I used ‘him’ deliberately, because Rubin’s essay takes Marx as only a starting point:
‘In Marx’s map of the social world, human beings are workers, peasants, or capitalists; that they are also men and women is not seen as very significant.’
Which sounds ideally gender-blind, we might say? But she contends that capitalism is:
‘a systematic social apparatus which takes up females as raw materials and fashions domesticated women as products.’
Domesticated women become a kind of robot – cooking; cleaning; looking after the worker when he is not working; crucially, making sure he is fit and happy to work; and of course, reproducing. Here’s a supporting, and revealing, quotation from a text by Matthew Beaumont :
At nighttime, women of the poorer classes were expected to reproduce labour in a double sense: on a daily basis, to repair its physical strength, by restoring the labourer’s body; and, in the long term, to propagate the next generation of workers. This is what it meant in the Middle Ages to be an obedient proletarian (from the Latin proletarius, which in ancient Rome signified the lowest class of citizens, who served the state not by owning property but by producing offspring).
Think about that for a moment: the idea of serving the state by producing future generations of workers / slaves, so that those who don’t currently do any work – and their children – can continue in that vein.
Whilst the Marxist and Feminist critical viewpoints are close where they relate to inequality, Rubin goes beyond blaming capitalism, pointing out that non-capitalist societies are just as oppressive. It’s also worth bearing in mind that your Shakespeare/Marlowe texts effectively pre-date capitalism. This leads Rubin, almost inevitably, to the concept of kinship, produced by and relying on:
‘an exchange of women between men’.
as a way of creating obligation, trust, and co-operation between groups. Bonds of marriage and – eventually – shared descendants are the hardest to break. Using anthropological studies and the writings of Claude Lévi-Strauss (another Lit Crit demi-god from Uni), Rubin contends that the incest taboo did NOT develop to prevent genetic deformities. Can you guess what startling conclusion she came to?
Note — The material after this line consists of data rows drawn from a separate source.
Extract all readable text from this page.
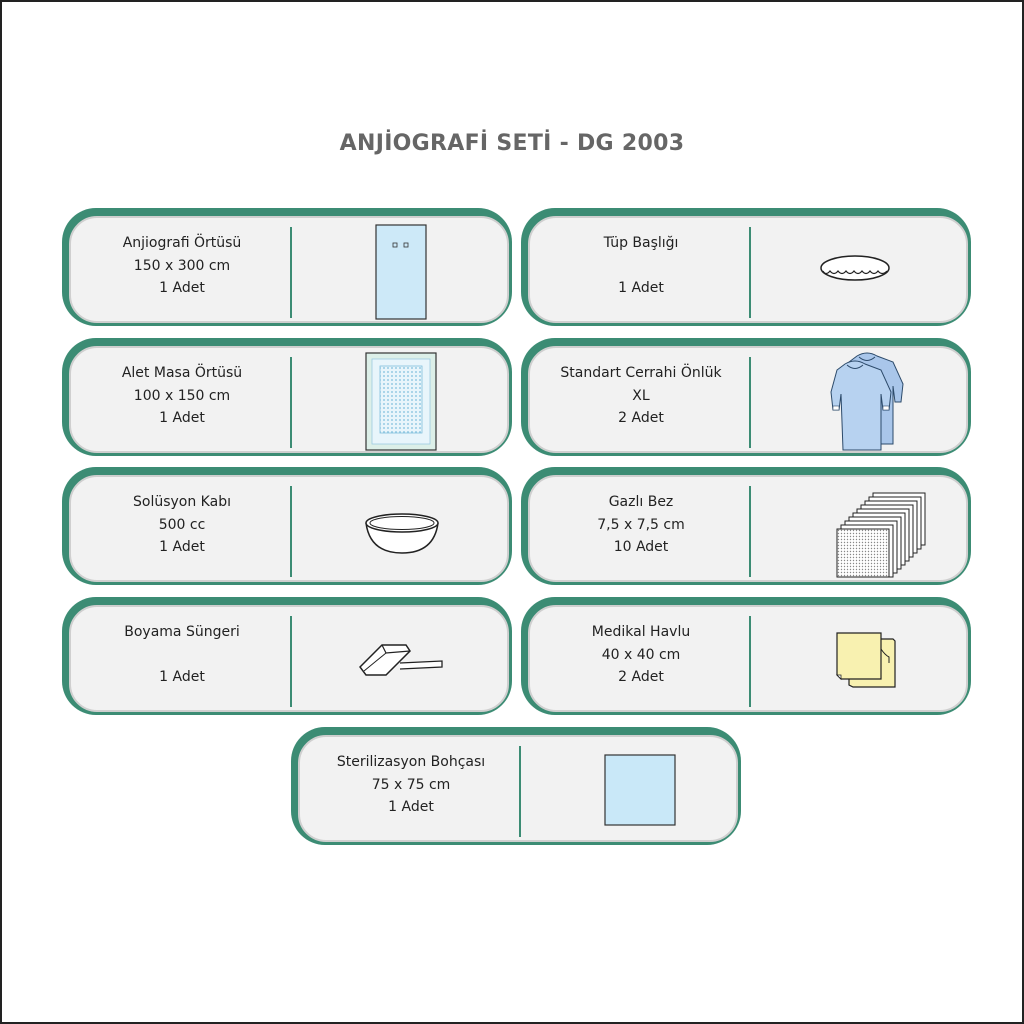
ANJİOGRAFİ SETİ - DG 2003
Anjiografi Örtüsü
150 x 300 cm
1 Adet
Tüp Başlığı
1 Adet
Alet Masa Örtüsü
100 x 150 cm
1 Adet
Standart Cerrahi Önlük
XL
2 Adet
Solüsyon Kabı
500 cc
1 Adet
Gazlı Bez
7,5 x 7,5 cm
10 Adet
Boyama Süngeri
1 Adet
Medikal Havlu
40 x 40 cm
2 Adet
Sterilizasyon Bohçası
75 x 75 cm
1 Adet
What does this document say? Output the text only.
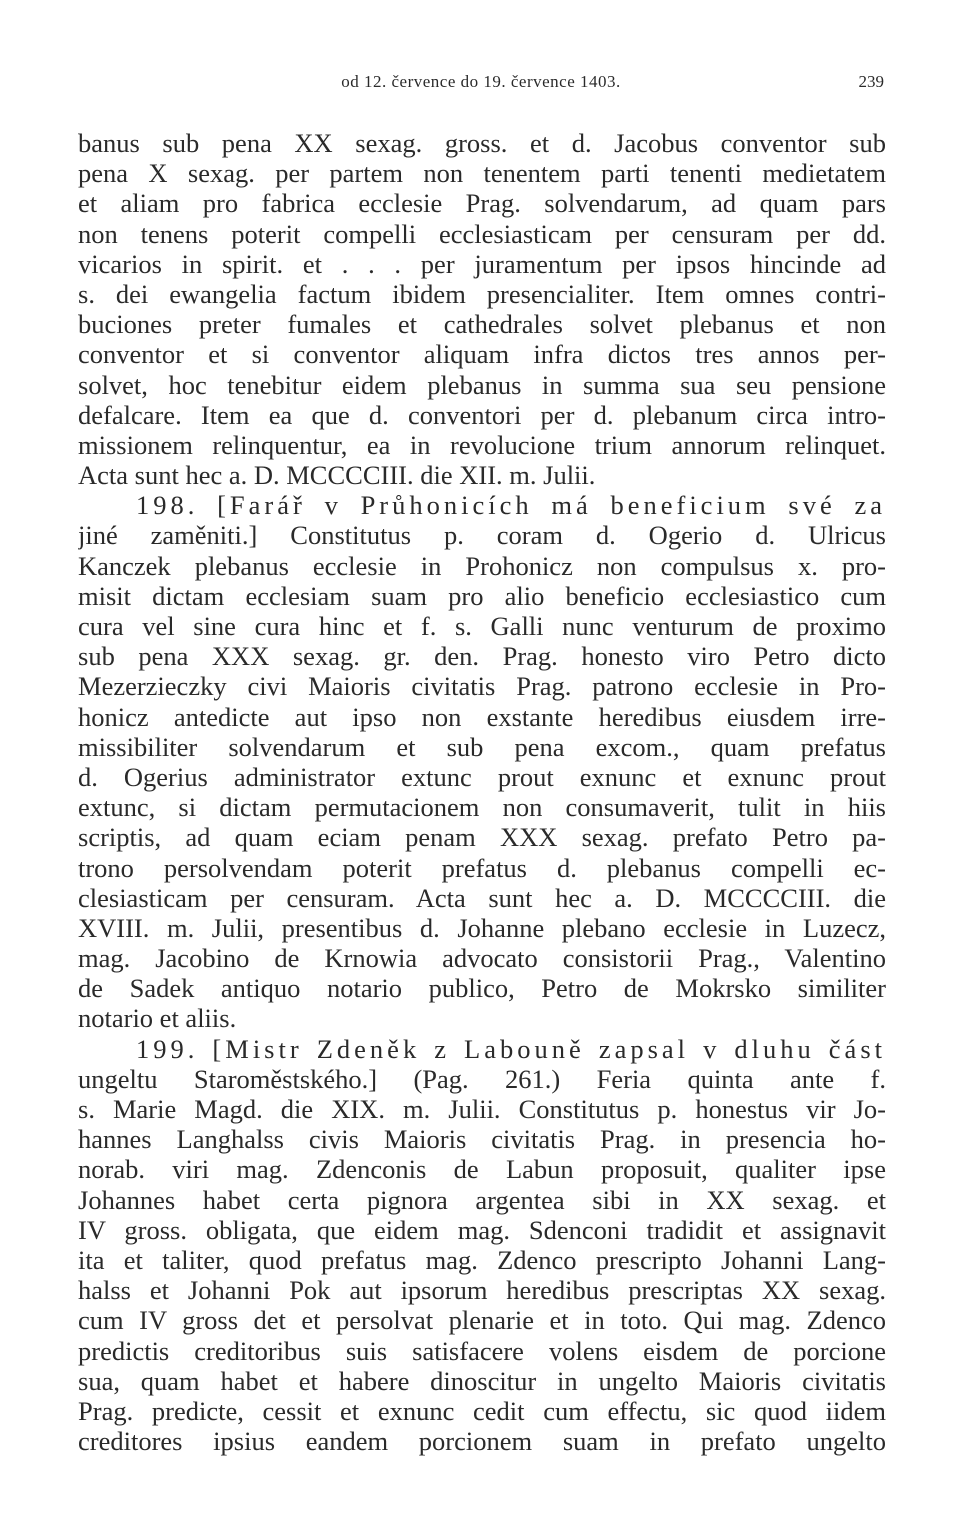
od 12. července do 19. července 1403.	239
banus sub pena XX sexag. gross. et d. Jacobus conventor sub
pena X sexag. per partem non tenentem parti tenenti medietatem
et aliam pro fabrica ecclesie Prag. solvendarum, ad quam pars
non tenens poterit compelli ecclesiasticam per censuram per dd.
vicarios in spirit. et . . . per juramentum per ipsos hincinde ad
s. dei ewangelia factum ibidem presencialiter. Item omnes contri-
buciones preter fumales et cathedrales solvet plebanus et non
conventor et si conventor aliquam infra dictos tres annos per-
solvet, hoc tenebitur eidem plebanus in summa sua seu pensione
defalcare. Item ea que d. conventori per d. plebanum circa intro-
missionem relinquentur, ea in revolucione trium annorum relinquet.
Acta sunt hec a. D. MCCCCIII. die XII. m. Julii.
198. [Farář v Průhonicích má beneficium své za
jiné zaměniti.] Constitutus p. coram d. Ogerio d. Ulricus
Kanczek plebanus ecclesie in Prohonicz non compulsus x. pro-
misit dictam ecclesiam suam pro alio beneficio ecclesiastico cum
cura vel sine cura hinc et f. s. Galli nunc venturum de proximo
sub pena XXX sexag. gr. den. Prag. honesto viro Petro dicto
Mezerzieczky civi Maioris civitatis Prag. patrono ecclesie in Pro-
honicz antedicte aut ipso non exstante heredibus eiusdem irre-
missibiliter solvendarum et sub pena excom., quam prefatus
d. Ogerius administrator extunc prout exnunc et exnunc prout
extunc, si dictam permutacionem non consumaverit, tulit in hiis
scriptis, ad quam eciam penam XXX sexag. prefato Petro pa-
trono persolvendam poterit prefatus d. plebanus compelli ec-
clesiasticam per censuram. Acta sunt hec a. D. MCCCCIII. die
XVIII. m. Julii, presentibus d. Johanne plebano ecclesie in Luzecz,
mag. Jacobino de Krnowia advocato consistorii Prag., Valentino
de Sadek antiquo notario publico, Petro de Mokrsko similiter
notario et aliis.
199. [Mistr Zdeněk z Labouně zapsal v dluhu část
ungeltu Staroměstského.] (Pag. 261.) Feria quinta ante f.
s. Marie Magd. die XIX. m. Julii. Constitutus p. honestus vir Jo-
hannes Langhalss civis Maioris civitatis Prag. in presencia ho-
norab. viri mag. Zdenconis de Labun proposuit, qualiter ipse
Johannes habet certa pignora argentea sibi in XX sexag. et
IV gross. obligata, que eidem mag. Sdenconi tradidit et assignavit
ita et taliter, quod prefatus mag. Zdenco prescripto Johanni Lang-
halss et Johanni Pok aut ipsorum heredibus prescriptas XX sexag.
cum IV gross det et persolvat plenarie et in toto. Qui mag. Zdenco
predictis creditoribus suis satisfacere volens eisdem de porcione
sua, quam habet et habere dinoscitur in ungelto Maioris civitatis
Prag. predicte, cessit et exnunc cedit cum effectu, sic quod iidem
creditores ipsius eandem porcionem suam in prefato ungelto
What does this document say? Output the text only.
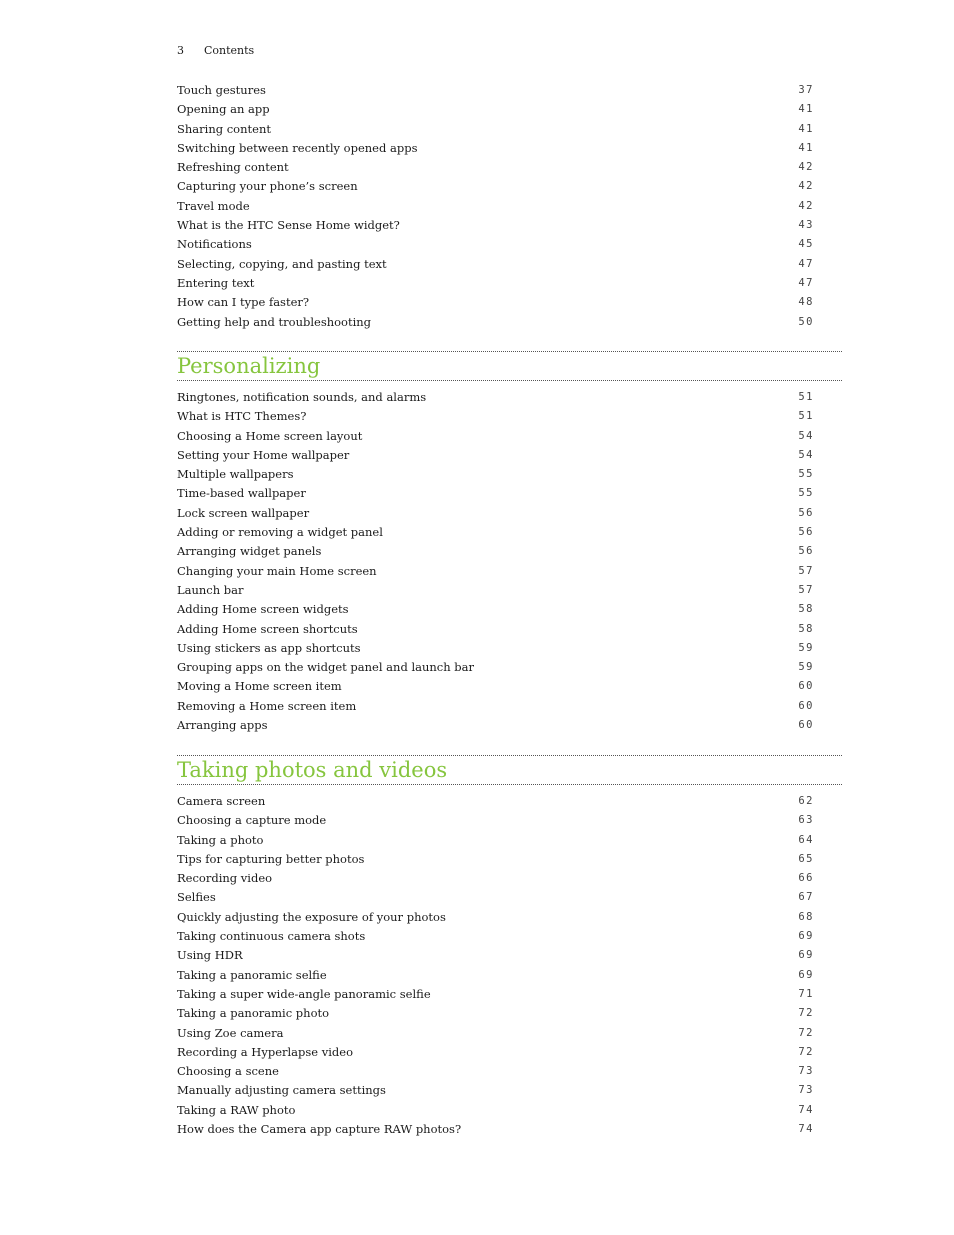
3 Contents
Touch gestures	37
Opening an app	41
Sharing content	41
Switching between recently opened apps	41
Refreshing content	42
Capturing your phone’s screen	42
Travel mode	42
What is the HTC Sense Home widget?	43
Notifications	45
Selecting, copying, and pasting text	47
Entering text	47
How can I type faster?	48
Getting help and troubleshooting	50
Personalizing
Ringtones, notification sounds, and alarms	51
What is HTC Themes?	51
Choosing a Home screen layout	54
Setting your Home wallpaper	54
Multiple wallpapers	55
Time-based wallpaper	55
Lock screen wallpaper	56
Adding or removing a widget panel	56
Arranging widget panels	56
Changing your main Home screen	57
Launch bar	57
Adding Home screen widgets	58
Adding Home screen shortcuts	58
Using stickers as app shortcuts	59
Grouping apps on the widget panel and launch bar	59
Moving a Home screen item	60
Removing a Home screen item	60
Arranging apps	60
Taking photos and videos
Camera screen	62
Choosing a capture mode	63
Taking a photo	64
Tips for capturing better photos	65
Recording video	66
Selfies	67
Quickly adjusting the exposure of your photos	68
Taking continuous camera shots	69
Using HDR	69
Taking a panoramic selfie	69
Taking a super wide-angle panoramic selfie	71
Taking a panoramic photo	72
Using Zoe camera	72
Recording a Hyperlapse video	72
Choosing a scene	73
Manually adjusting camera settings	73
Taking a RAW photo	74
How does the Camera app capture RAW photos?	74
Almost inevitably, Rubin deduces that women become a kind of merchandise or currency – sexual objects, in fact – between social groups (or individual men). One of the consequences of this is that they have no say in where, when, why or to whom they are gifted. The collective needs of that social group outweigh personal preference; in fact obliterate it.
So, and we see this in almost all of our texts:
‘Women are given in marriage, taken in battle, exchanged for favors[sic], sent as tribute, traded, bought, and sold.’
Yes, even ‘bought and sold’: go and read Thomas Hardy’s incredible 1886 novel, The Mayor of Casterbridge – it made a deep impression on me as a teenager. And many customs or social quirks, such as a father ‘giving away’ a bride, suddenly take on a different meaning. It might be helpful to your studies to consider what the woman represents in this system:
‘Kinship systems do not merely exchange women. They exchange sexual access, genealogical statuses, lineage names and ancestors, rights’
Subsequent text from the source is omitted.